- Brookings used BLS employment projections to see how growth in metro areas may change after the pandemic.
- The report finds some tech metro areas and university towns may not see that big of a difference.
- Tourism-heavy metro areas like Atlantic City, New Jersey may see the biggest differences.
- See more stories on Insider’s business page.
A new metro area and state analysis from Brookings finds employment in all metro areas will be affected by the long-term outcomes of the pandemic, but places that rely on tourism could be hit especially hard.
Mark Muro, senior fellow and policy director of the Metropolitan Policy Program at Brookings, and research assistant Yang You published a new report about how employment may change across the US based on recent 2019-2029 projections calculated by the Bureau of Labor Statistics.

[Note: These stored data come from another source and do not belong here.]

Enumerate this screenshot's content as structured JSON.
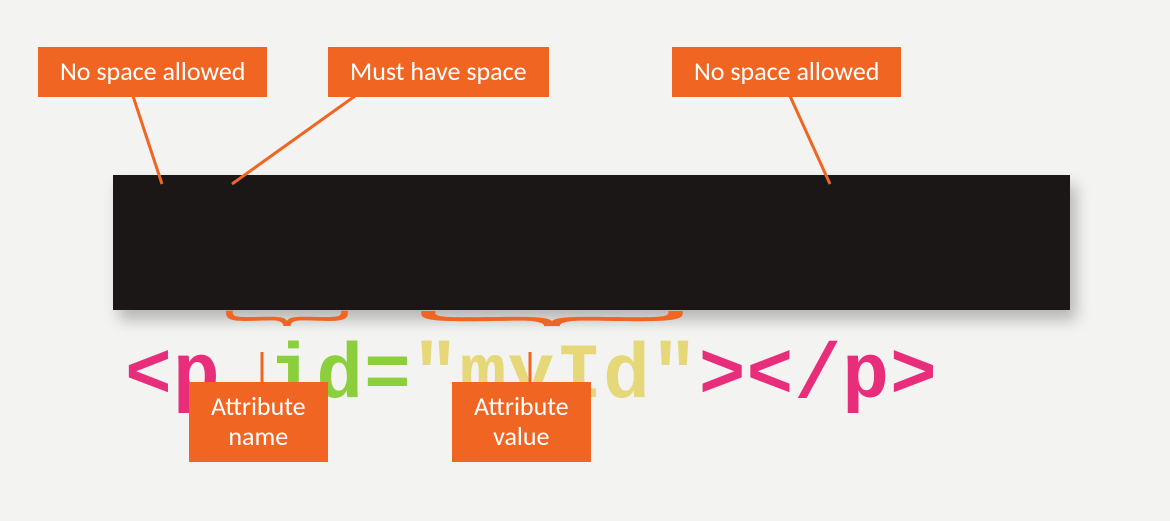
{
  "callouts": {
    "no_space_left": "No space allowed",
    "must_have_space": "Must have space",
    "no_space_right": "No space allowed",
    "attr_name": "Attribute\nname",
    "attr_value": "Attribute\nvalue"
  },
  "code": {
    "lt": "<",
    "tag_open": "p",
    "space": " ",
    "attr": "id=",
    "value": "\"myId\"",
    "gt": ">",
    "close": "</p>"
  },
  "colors": {
    "callout_bg": "#f06522",
    "code_bg": "#1a1716",
    "pink": "#e82e7b",
    "green": "#8ccf3c",
    "yellow": "#e6d779"
  }
}
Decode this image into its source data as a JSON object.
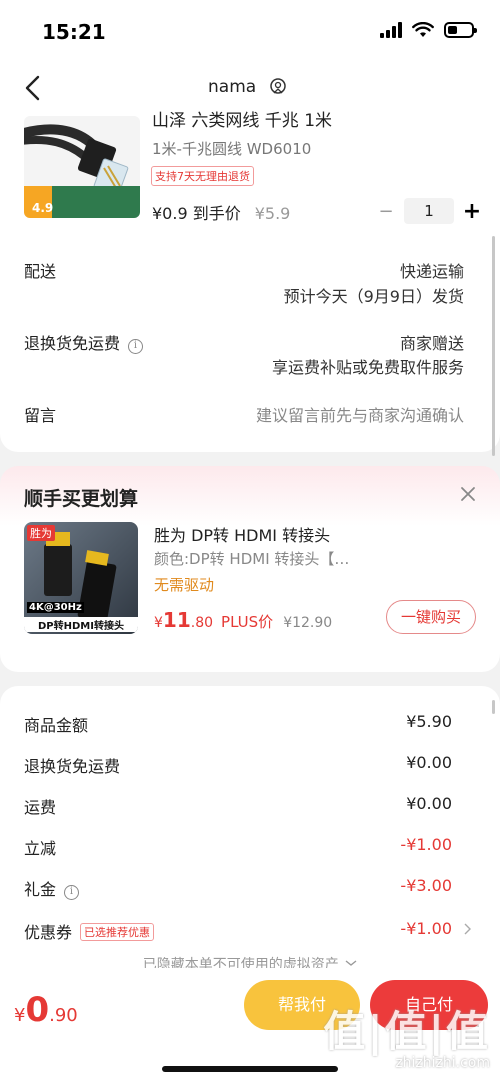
{
  "status_bar": {
    "time": "15:21"
  },
  "nav": {
    "title": "nama"
  },
  "product": {
    "title": "山泽 六类网线 千兆 1米",
    "spec": "1米-千兆圆线 WD6010",
    "badge_price": "4.9",
    "tag": "支持7天无理由退货",
    "price": "¥0.9 到手价",
    "original_price": "¥5.9",
    "quantity": "1"
  },
  "delivery": {
    "label": "配送",
    "method": "快递运输",
    "estimate": "预计今天（9月9日）发货"
  },
  "return_shipping": {
    "label": "退换货免运费",
    "value": "商家赠送",
    "detail": "享运费补贴或免费取件服务"
  },
  "message": {
    "label": "留言",
    "placeholder": "建议留言前先与商家沟通确认"
  },
  "recommend": {
    "heading": "顺手买更划算",
    "img_brand": "胜为",
    "img_spec": "4K@30Hz",
    "img_caption": "DP转HDMI转接头",
    "title": "胜为 DP转 HDMI 转接头",
    "color": "颜色:DP转 HDMI 转接头【…",
    "note": "无需驱动",
    "price_symbol": "¥",
    "price_int": "11",
    "price_dec": ".80",
    "plus_label": "PLUS价",
    "original_price": "¥12.90",
    "buy_label": "一键购买"
  },
  "summary": {
    "rows": [
      {
        "label": "商品金额",
        "value": "¥5.90"
      },
      {
        "label": "退换货免运费",
        "value": "¥0.00"
      },
      {
        "label": "运费",
        "value": "¥0.00"
      },
      {
        "label": "立减",
        "value": "-¥1.00"
      },
      {
        "label": "礼金",
        "value": "-¥3.00"
      },
      {
        "label": "优惠券",
        "value": "-¥1.00",
        "tag": "已选推荐优惠"
      }
    ],
    "hidden_note": "已隐藏本单不可使用的虚拟资产"
  },
  "bottom": {
    "total_symbol": "¥",
    "total_int": "0",
    "total_dec": ".90",
    "help_pay": "帮我付",
    "self_pay": "自己付"
  },
  "watermark": {
    "big": "值|值|值",
    "small": "zhizhizhi.com"
  },
  "colors": {
    "accent_red": "#e53935",
    "help_yellow": "#f8c33d",
    "pay_red": "#ec3b3b"
  }
}
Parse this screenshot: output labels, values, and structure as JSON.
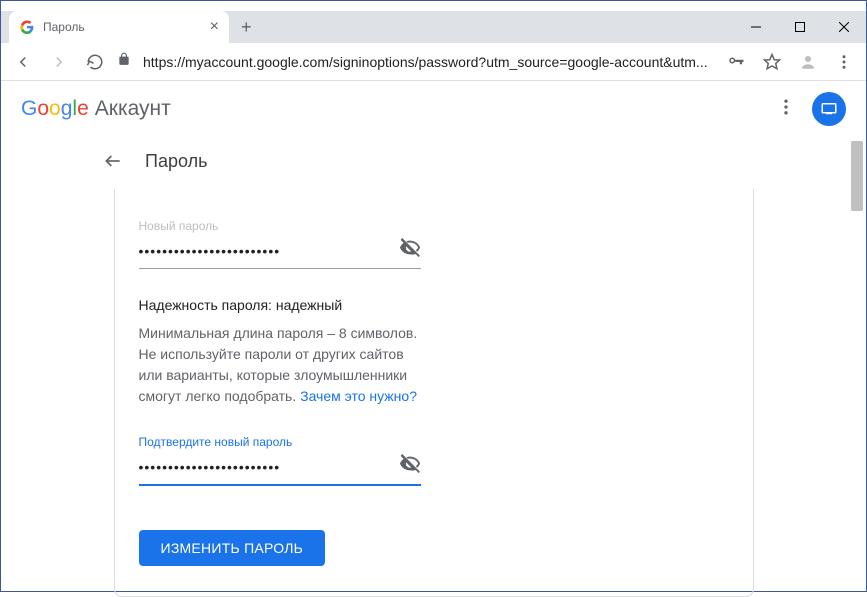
{
  "browser": {
    "tab_title": "Пароль",
    "url_display": "https://myaccount.google.com/signinoptions/password?utm_source=google-account&utm..."
  },
  "header": {
    "logo_text": "Google",
    "account_label": "Аккаунт"
  },
  "sub_header": {
    "title": "Пароль"
  },
  "form": {
    "new_password_label": "Новый пароль",
    "new_password_value": "••••••••••••••••••••••••",
    "strength_label": "Надежность пароля:",
    "strength_value": "надежный",
    "hint_line1": "Минимальная длина пароля – 8 символов.",
    "hint_line2": "Не используйте пароли от других сайтов или варианты, которые злоумышленники смогут легко подобрать.",
    "hint_link": "Зачем это нужно?",
    "confirm_label": "Подтвердите новый пароль",
    "confirm_value": "••••••••••••••••••••••••",
    "submit_label": "ИЗМЕНИТЬ ПАРОЛЬ"
  }
}
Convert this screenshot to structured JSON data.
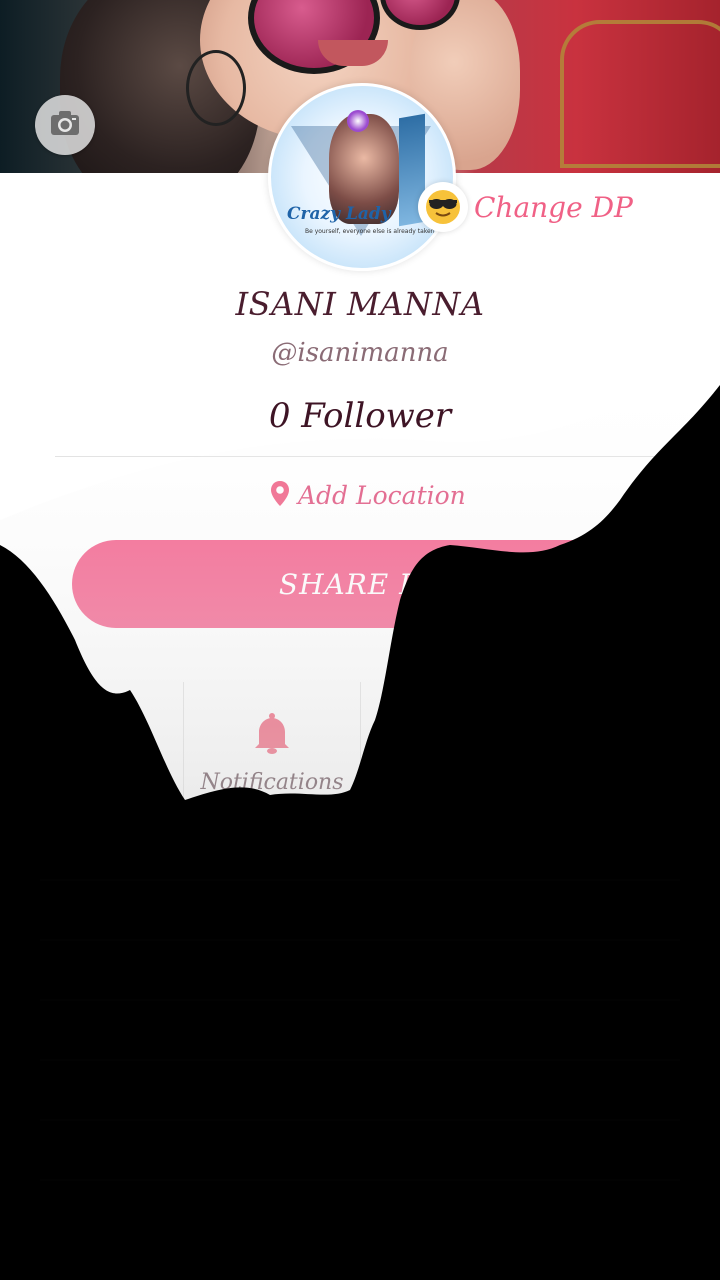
{
  "profile": {
    "name": "ISANI MANNA",
    "handle": "@isanimanna",
    "followers_text": "0 Follower",
    "avatar": {
      "brand": "Crazy Lady",
      "tagline": "Be yourself, everyone else is already taken"
    }
  },
  "actions": {
    "change_dp_label": "Change DP",
    "change_dp_emoji": "😎",
    "location_label": "Add Location",
    "share_label": "SHARE PR"
  },
  "menu": {
    "items": [
      {
        "label": "Notifications",
        "icon": "bell-icon"
      }
    ]
  },
  "icons": {
    "camera": "camera-icon",
    "location": "location-pin-icon"
  },
  "colors": {
    "accent": "#f45d8a",
    "location": "#e05580",
    "name": "#4a1d2e"
  }
}
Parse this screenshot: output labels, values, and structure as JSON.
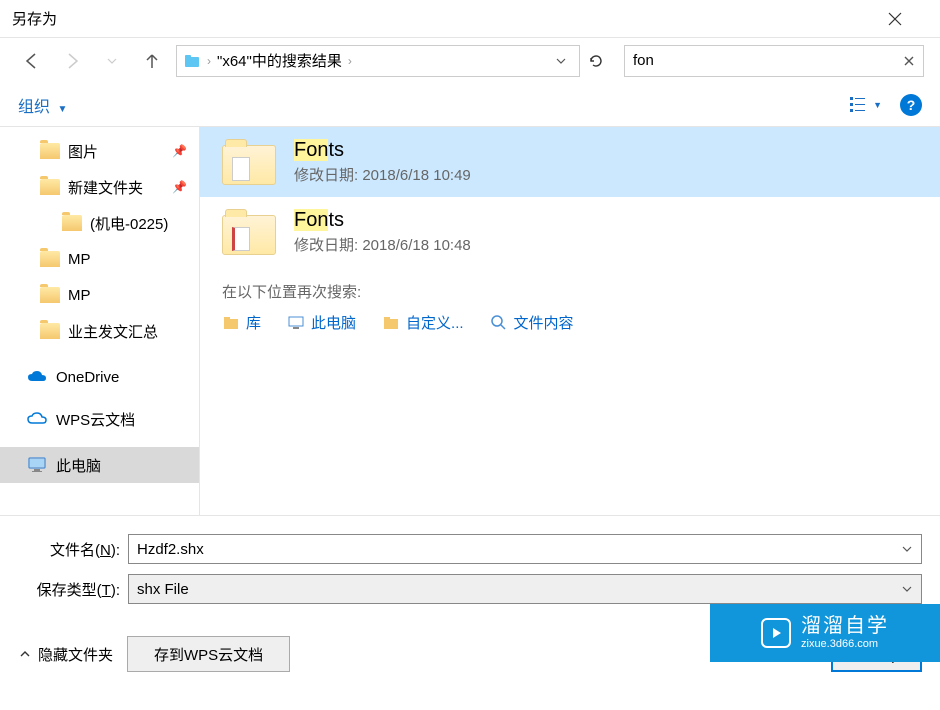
{
  "window": {
    "title": "另存为"
  },
  "nav": {
    "path_label": "\"x64\"中的搜索结果",
    "search_value": "fon"
  },
  "toolbar": {
    "organize": "组织"
  },
  "sidebar": {
    "items": [
      {
        "label": "图片",
        "pinned": true
      },
      {
        "label": "新建文件夹",
        "pinned": true
      },
      {
        "label": "(机电-0225)",
        "indent": true
      },
      {
        "label": "MP"
      },
      {
        "label": "MP"
      },
      {
        "label": "业主发文汇总"
      }
    ],
    "onedrive": "OneDrive",
    "wps": "WPS云文档",
    "pc": "此电脑"
  },
  "results": [
    {
      "name_prefix": "Fon",
      "name_suffix": "ts",
      "meta_label": "修改日期:",
      "meta_value": "2018/6/18 10:49",
      "selected": true
    },
    {
      "name_prefix": "Fon",
      "name_suffix": "ts",
      "meta_label": "修改日期:",
      "meta_value": "2018/6/18 10:48",
      "selected": false,
      "red": true
    }
  ],
  "search_again": {
    "label": "在以下位置再次搜索:",
    "locations": [
      "库",
      "此电脑",
      "自定义...",
      "文件内容"
    ]
  },
  "form": {
    "filename_label_pre": "文件名(",
    "filename_label_key": "N",
    "filename_label_post": "):",
    "filename_value": "Hzdf2.shx",
    "type_label_pre": "保存类型(",
    "type_label_key": "T",
    "type_label_post": "):",
    "type_value": "shx File"
  },
  "footer": {
    "hide_folders": "隐藏文件夹",
    "save_wps": "存到WPS云文档",
    "open": "打开("
  },
  "watermark": {
    "title": "溜溜自学",
    "url": "zixue.3d66.com"
  }
}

The new projections analyze how employment may in various industries and occupations could grow or shrink over the decade given long-term changes in behavior from the pandemic, such as people continuing to avoid large crowds and more telework.
“While we’re all expecting and hoping for a very robust, near-term recovery from the [COVID-19] crisis, we shouldn’t forget this longer-term potential aftereffect that in some places could really, be painful,” Muro told Insider.
The Brookings report shows that across US metro areas, employment is expected to be lower in 2029 than it would have been without the pandemic, but some metro areas have larger differences.
“Places that are heavily specialized in accommodations or food services, or arts and entertainment, or retail will themselves feel some slowing from the baseline,” Muro said based on BLS‘ expectations of what employment will look like by industry in the long term.
“Those economies are very cyclical anyway, and they may be subjected now to an additional, fairly substantial drag, according to the BLS numbers,” Muro told Insider.
The following chart highlights the five metro areas where difference in employment growth between the baseline and strong impact scenario are the largest:
Many of the places that may see the largest changes to employment are tourism and vacation destinations. This includes places like Myrtle Beach, South Carolina; Atlantic City, New Jersey; and Las Vegas. The chart shows Kahului, Hawaii, and Atlantic City, New Jersey, have the largest percent differences among the metro areas at -3.6%.
On the other hand, Brookings notes the places with the lowest percent differences are a mix of metro areas that are big in tech and manufacturing as well as “university towns strong in science and IT,” such as Ann Arbor, Michigan.
The following chart highlights the five metro areas where differences in employment growth between the baseline and strong impact scenario are the smallest:
The chart shows Trenton, New Jersey, has the smallest percent difference among the metro areas at -1.1%, where projected 2029 employment in the strong impact scenario is around 3,200 lower than the baseline scenario of around 291,000. Among the 384 metro areas, 298 of them have percent differences below 2.0%.
It is important to note the BLS projections are just estimates and could differ from what actually pans out between 2019 and 2029. Muro said government responses and changes by policy makers can help places that may see the largest percent differences.
“There may be particularly successful policy interventions that help these places with these sorts of industries and workers,” Muro said. “So all of those things could happen, and that could change the picture. What further government response there is might make a difference.”